When you say "driverless" do you want it to act as an actual serial port or
just provide bi-directional data transfer for a userland program?

I think there's a standard V-USB example that provides driver-less bi-
directional data transfer via reports.

I adapted the example to work with the Arduino and a Python script. Some
details are in the entry dated 22 October 2009 here:
<http://code.rancidbacon.com/ProjectLogArduinoUSB> The code is online as the
UsbStream example available in the download from here:
<http://code.google.com/p/vusb-for-arduino/downloads/list>

------
jacquesm
The actual page:

<http://www.frank-zhao.com/card/>

------
wtracy
Anybody know how much these things cost once you order them in bulk?

Apparently you can get those business-card CDs for under a buck each if you
order over a thousand.
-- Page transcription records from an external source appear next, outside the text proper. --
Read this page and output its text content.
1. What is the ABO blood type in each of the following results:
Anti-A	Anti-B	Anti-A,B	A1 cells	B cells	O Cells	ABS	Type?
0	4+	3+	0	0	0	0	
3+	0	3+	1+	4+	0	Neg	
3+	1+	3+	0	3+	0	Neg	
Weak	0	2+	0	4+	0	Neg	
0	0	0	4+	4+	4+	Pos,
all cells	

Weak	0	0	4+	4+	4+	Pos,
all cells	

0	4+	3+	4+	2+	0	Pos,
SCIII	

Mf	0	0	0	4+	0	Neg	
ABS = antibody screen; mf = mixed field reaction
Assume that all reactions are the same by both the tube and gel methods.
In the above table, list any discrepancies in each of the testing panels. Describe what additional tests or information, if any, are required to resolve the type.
More sane quantities will probably run you $3/each.

------
RiderOfGiraffes
In case anyone is interested, here's essentially the same idea from months
ago:

<http://news.ycombinator.com/item?id=1435640>

There was significant discussion from an even earlier submission:
<http://news.ycombinator.com/item?id=1377651>

It was also submitted again, but with no discussion:
<http://news.ycombinator.com/item?id=1383888>

------
joezydeco
This is a slightly older card with a lot more interesting stuff on it than a
text file:

<http://t4f.org/en/projects/business-card>